Mais une passion plus mortelle que la maladie, une maladie plus impitoyable
que l'étude et le génie, altéraient cette jeune tête, contractaient
ces muscles vivaces, tordaient ce coeur qu'avaient seulement effleuré les
orgies, l'étude et la maladie. Comme, lorsqu'un célèbre criminel arrive
au bagne, les condamnés l'accueillent avec respect, ainsi tous ces démons
humains, experts en tortures, saluèrent une douleur inouïe, une blessure
profonde que sondait leur regard, et reconnurent un de leurs princes à la
majesté de sa muette ironie, à l'élégante misère de ses vêtements. Le jeune
homme avait bien un frac1 de bon goût, mais la jonction de son gilet et
de sa cravate était trop savamment maintenue pour qu'on lui supposât du
linge. Ses mains, jolies comme des mains de femme, étaient d'une douteuse
propreté ; enfin depuis deux jours il ne portait plus de gants ! Si le tailleur
et les garçons de salle eux-mêmes frissonnèrent, c'est que les enchantements
de l'innocence florissaient par vestiges dans ses formes grêles et fines, dans
ses cheveux blonds et rares, naturellement bouclés. Cette figure avait encore
vingt-cinq ans, et le vice paraissait n'y être qu'un accident. La verte vie de
la jeunesse y luttait encore avec les ravages d'une impuissante lubricité2.

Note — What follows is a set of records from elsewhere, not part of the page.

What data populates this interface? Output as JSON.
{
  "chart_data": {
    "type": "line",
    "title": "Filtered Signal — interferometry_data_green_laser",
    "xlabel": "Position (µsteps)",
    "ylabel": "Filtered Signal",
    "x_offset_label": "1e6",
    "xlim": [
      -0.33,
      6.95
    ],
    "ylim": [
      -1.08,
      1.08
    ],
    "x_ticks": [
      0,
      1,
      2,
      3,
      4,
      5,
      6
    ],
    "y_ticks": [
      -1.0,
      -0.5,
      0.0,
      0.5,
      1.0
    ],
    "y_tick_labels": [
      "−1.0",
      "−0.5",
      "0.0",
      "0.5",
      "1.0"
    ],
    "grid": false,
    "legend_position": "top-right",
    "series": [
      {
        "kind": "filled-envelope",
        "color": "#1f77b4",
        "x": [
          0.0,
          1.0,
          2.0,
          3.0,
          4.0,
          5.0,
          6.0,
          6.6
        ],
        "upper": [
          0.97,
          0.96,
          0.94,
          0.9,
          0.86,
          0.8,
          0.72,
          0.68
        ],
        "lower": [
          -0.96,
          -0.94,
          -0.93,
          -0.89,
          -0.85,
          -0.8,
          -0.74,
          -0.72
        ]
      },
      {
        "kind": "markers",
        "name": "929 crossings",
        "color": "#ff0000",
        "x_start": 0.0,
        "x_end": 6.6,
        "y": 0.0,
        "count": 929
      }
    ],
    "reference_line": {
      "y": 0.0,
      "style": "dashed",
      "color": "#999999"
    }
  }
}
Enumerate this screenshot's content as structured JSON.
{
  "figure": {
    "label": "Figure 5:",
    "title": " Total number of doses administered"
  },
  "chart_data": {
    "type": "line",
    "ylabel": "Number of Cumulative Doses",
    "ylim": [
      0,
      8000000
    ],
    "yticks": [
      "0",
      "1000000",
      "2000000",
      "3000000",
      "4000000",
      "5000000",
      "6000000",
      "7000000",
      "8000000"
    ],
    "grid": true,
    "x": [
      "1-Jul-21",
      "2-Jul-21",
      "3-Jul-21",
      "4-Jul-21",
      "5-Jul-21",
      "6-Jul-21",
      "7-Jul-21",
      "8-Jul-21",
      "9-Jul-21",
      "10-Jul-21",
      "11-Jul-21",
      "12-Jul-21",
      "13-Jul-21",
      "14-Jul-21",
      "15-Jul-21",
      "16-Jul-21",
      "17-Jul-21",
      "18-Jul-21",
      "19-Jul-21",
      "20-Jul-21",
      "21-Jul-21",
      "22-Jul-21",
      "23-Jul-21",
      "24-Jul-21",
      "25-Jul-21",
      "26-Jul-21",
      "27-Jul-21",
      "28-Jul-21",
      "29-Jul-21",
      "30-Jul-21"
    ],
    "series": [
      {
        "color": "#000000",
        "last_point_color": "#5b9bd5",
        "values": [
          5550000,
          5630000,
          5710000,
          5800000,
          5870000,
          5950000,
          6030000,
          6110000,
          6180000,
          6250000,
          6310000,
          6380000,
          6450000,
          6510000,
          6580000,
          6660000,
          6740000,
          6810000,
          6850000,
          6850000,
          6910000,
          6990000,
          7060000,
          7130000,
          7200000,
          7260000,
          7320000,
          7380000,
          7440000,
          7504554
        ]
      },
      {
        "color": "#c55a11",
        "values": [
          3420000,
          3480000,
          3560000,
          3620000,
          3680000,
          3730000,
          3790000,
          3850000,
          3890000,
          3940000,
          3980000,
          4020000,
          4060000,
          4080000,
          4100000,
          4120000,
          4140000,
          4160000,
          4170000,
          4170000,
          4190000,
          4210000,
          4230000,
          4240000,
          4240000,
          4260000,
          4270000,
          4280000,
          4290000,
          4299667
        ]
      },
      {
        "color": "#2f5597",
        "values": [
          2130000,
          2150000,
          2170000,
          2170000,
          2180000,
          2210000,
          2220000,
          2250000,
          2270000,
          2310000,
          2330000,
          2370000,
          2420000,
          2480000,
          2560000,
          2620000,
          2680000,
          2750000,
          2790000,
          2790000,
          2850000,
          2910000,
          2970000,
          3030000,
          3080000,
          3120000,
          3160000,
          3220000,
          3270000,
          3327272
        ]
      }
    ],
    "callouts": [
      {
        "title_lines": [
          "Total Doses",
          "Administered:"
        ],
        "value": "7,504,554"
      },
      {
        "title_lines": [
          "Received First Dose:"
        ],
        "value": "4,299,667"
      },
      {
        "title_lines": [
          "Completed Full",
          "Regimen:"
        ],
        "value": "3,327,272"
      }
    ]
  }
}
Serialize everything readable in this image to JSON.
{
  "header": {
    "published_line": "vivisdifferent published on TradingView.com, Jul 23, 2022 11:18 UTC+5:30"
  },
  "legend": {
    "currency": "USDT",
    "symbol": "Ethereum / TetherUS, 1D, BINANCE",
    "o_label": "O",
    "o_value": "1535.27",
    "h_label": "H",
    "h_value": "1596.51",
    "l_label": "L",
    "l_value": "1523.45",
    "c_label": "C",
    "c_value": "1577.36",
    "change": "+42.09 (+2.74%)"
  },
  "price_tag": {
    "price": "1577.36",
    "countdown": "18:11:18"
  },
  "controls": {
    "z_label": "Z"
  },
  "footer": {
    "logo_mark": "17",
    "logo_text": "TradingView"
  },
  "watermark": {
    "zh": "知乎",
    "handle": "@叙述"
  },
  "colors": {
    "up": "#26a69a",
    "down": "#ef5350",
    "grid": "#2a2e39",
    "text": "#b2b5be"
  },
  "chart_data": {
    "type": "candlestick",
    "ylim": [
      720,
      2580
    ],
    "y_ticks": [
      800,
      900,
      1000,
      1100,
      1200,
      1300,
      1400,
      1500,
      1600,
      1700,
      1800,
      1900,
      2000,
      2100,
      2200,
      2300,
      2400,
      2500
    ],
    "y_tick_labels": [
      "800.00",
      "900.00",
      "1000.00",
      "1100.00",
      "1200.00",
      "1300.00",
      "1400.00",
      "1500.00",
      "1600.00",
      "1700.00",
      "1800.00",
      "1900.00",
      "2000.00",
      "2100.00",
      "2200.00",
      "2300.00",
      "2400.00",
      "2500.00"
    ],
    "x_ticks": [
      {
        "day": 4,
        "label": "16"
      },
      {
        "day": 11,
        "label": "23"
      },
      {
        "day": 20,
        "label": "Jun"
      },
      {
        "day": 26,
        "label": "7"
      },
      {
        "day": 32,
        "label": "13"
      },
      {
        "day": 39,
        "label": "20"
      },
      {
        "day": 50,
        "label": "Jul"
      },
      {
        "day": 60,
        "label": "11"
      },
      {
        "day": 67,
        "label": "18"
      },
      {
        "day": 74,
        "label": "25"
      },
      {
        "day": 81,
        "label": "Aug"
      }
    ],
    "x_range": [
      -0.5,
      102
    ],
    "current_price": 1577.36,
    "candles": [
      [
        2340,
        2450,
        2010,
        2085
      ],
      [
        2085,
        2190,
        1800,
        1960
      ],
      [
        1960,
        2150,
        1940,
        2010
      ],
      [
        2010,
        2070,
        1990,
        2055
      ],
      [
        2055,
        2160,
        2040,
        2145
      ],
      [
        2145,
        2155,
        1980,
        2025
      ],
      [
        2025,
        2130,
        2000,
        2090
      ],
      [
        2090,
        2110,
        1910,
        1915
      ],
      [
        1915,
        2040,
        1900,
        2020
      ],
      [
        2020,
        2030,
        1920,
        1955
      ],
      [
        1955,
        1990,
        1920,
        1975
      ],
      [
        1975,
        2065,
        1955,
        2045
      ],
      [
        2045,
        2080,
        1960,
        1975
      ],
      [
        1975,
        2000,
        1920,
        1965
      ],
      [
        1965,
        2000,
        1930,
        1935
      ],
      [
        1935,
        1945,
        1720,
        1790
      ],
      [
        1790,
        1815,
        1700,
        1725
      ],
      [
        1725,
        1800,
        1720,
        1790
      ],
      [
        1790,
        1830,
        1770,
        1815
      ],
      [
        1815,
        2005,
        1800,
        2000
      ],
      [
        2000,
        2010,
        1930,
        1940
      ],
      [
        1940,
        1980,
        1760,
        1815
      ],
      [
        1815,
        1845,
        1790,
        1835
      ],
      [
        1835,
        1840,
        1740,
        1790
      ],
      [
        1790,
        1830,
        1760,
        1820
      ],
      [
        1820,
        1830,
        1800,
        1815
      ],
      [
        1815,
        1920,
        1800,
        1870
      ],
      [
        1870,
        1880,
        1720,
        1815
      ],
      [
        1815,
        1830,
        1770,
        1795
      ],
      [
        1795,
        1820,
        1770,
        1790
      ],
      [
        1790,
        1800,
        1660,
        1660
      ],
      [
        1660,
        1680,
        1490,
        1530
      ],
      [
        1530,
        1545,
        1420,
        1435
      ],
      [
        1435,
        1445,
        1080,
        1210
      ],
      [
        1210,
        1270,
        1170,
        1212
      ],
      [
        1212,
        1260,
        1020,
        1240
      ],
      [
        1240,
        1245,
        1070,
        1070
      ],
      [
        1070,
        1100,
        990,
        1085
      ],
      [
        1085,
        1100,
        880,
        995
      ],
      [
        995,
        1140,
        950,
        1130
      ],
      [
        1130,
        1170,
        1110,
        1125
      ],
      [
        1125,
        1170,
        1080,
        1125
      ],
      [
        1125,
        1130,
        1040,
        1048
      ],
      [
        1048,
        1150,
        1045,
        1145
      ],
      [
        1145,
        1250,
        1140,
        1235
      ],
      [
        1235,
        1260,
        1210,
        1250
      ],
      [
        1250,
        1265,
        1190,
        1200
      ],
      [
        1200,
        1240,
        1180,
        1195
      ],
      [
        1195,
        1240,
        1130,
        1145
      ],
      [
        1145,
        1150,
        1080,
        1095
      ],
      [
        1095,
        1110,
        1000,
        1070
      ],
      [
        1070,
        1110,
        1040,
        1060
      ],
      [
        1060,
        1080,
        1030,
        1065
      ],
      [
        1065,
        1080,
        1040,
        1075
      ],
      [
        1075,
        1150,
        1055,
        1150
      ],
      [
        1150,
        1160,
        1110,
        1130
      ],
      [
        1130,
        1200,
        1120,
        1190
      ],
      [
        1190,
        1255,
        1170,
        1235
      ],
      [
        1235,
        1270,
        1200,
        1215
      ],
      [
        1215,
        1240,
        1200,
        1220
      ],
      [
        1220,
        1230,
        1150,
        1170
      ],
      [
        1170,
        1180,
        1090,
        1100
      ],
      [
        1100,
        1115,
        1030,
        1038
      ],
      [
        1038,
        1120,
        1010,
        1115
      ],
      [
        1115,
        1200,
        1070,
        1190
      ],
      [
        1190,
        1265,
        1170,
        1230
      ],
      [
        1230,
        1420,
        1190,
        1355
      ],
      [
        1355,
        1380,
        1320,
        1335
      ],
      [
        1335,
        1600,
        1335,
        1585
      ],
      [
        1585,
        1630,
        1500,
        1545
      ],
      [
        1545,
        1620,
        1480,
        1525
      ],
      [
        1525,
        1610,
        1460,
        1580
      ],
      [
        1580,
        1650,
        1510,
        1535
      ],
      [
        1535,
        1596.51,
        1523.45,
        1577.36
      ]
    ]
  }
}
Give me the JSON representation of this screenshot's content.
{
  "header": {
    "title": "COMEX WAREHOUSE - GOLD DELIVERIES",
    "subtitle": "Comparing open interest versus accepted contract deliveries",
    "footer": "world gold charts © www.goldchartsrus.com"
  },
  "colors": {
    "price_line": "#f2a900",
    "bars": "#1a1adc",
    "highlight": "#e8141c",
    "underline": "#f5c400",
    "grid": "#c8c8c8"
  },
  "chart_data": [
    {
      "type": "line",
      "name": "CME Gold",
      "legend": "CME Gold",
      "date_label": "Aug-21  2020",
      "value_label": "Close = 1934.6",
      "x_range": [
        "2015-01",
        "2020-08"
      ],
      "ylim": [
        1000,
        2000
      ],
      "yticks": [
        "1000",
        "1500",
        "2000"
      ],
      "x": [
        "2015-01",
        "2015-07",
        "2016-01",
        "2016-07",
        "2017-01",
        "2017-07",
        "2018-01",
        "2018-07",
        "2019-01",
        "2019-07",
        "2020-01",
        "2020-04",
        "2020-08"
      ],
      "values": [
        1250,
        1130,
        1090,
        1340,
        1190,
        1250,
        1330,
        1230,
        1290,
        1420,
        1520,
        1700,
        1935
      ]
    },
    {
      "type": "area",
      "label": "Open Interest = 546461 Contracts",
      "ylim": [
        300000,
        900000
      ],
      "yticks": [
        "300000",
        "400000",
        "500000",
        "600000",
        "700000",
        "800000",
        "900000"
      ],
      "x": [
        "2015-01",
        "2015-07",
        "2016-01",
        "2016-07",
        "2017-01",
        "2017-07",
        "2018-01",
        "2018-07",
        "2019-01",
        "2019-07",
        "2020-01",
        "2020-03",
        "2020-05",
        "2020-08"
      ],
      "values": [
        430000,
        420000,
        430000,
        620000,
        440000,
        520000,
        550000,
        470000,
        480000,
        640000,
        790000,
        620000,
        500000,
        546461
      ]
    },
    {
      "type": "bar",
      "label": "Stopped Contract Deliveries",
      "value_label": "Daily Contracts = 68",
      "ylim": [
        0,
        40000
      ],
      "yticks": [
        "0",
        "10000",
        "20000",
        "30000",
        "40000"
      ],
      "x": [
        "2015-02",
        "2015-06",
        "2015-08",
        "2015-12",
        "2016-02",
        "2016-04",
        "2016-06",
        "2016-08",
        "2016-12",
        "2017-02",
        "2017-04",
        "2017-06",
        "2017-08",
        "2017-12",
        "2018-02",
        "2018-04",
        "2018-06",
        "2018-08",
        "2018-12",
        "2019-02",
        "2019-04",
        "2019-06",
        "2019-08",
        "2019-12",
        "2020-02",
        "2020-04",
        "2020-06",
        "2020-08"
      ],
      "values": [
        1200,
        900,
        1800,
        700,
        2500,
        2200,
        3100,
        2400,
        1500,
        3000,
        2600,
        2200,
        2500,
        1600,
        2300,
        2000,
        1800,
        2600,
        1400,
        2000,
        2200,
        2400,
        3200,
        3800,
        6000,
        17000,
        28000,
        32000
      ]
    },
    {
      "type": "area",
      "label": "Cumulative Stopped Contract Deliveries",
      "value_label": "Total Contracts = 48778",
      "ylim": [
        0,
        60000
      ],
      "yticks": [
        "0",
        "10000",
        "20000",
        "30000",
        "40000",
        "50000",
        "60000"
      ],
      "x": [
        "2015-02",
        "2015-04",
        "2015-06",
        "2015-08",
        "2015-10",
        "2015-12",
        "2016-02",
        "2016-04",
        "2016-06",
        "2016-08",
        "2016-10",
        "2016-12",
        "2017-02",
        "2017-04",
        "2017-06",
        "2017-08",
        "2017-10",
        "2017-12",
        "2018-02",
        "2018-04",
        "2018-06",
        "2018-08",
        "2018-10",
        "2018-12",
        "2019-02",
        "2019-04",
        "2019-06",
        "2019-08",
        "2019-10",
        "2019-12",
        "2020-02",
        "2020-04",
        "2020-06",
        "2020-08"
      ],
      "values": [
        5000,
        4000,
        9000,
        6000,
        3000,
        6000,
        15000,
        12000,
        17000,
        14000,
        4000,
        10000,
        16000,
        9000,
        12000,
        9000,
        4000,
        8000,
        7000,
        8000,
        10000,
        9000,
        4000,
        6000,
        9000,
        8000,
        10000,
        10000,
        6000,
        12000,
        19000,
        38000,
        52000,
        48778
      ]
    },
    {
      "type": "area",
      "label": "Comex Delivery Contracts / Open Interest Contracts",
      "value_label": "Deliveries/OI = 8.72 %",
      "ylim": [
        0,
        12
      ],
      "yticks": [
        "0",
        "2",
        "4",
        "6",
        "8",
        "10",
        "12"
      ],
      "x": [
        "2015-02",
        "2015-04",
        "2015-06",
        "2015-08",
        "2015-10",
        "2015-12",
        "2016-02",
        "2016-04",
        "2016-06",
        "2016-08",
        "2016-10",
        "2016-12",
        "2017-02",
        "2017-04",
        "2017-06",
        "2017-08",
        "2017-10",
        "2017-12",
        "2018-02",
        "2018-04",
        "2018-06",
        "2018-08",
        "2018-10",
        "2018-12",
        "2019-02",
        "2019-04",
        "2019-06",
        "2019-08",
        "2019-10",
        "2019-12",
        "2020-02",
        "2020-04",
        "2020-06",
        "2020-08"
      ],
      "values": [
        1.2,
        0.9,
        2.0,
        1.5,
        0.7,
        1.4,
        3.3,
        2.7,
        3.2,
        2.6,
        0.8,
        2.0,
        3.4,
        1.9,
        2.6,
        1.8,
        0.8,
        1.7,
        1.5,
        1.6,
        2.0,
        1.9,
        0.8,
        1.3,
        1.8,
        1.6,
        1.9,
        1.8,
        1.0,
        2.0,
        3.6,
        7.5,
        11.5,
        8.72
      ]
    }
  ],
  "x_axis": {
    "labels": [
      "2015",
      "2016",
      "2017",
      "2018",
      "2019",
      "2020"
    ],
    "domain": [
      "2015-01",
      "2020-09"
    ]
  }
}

Les ténèbres et la lumière, le néant et l'existence s'y combattaient en produisant
tout à la fois de la grâce et de l'horreur. Le jeune homme se présentait
là comme un ange sans rayons, égaré dans sa route. Aussi tous ces
professeurs émérites de vice et d'infamie, semblables à une vieille femme
édentée, prise de pitié à l'aspect d'une belle fille qui s'offre à la corruption,
furent-ils prêts à crier au novice : « Sortez ! » Celui-ci marcha droit à la
table, s'y tint debout, jeta sans calcul sur le tapis une pièce d'or qu'il avait
à la main, et qui roula sur Noir ; puis, comme les âmes fortes, abhorrant
de chicanières incertitudes, il lança sur le tailleur un regard tout à la fois
turbulent et calme. L'intérêt de ce coup était si grand que les vieillards ne
firent pas de mise ; mais l'Italien saisit avec le fanatisme de la passion une
idée qui vint lui sourire, et ponta sa masse d'or en opposition au jeu de
l'inconnu. Le banquier oublia de dire ces phrases qui se sont à la longue
converties en un cri rauque et inintelligible : « Faites le jeu ! – Le jeu est
fait ! – Rien ne va plus. » Le tailleur étala les cartes, et sembla souhaiter
bonne chance au dernier venu, indifférent qu'il était à la perte ou au gain
fait par les entrepreneurs de ces sombres plaisirs. Chacun des spectateurs
voulut voir un drame et la dernière scène d'une noble vie dans le sort de
cette pièce d'or ; leurs yeux arrêtés sur les cartons fatidiques étincelèrent ;
mais, malgré l'attention avec laquelle ils regardèrent alternativement et
le jeune homme et les cartes, ils ne purent apercevoir aucun symptôme
d'émotion sur sa figure froide et résignée. – « Rouge, pair, passe », dit
officiellement le tailleur. Une espèce de râle sourd sortit de la poitrine de
l'Italien lorsqu'il vit tomber un à un les billets pliés que lui lança le banquier.
Quant au jeune homme, il ne comprit sa ruine qu'au moment où
le râteau s'allongea pour ramasser son dernier napoléon.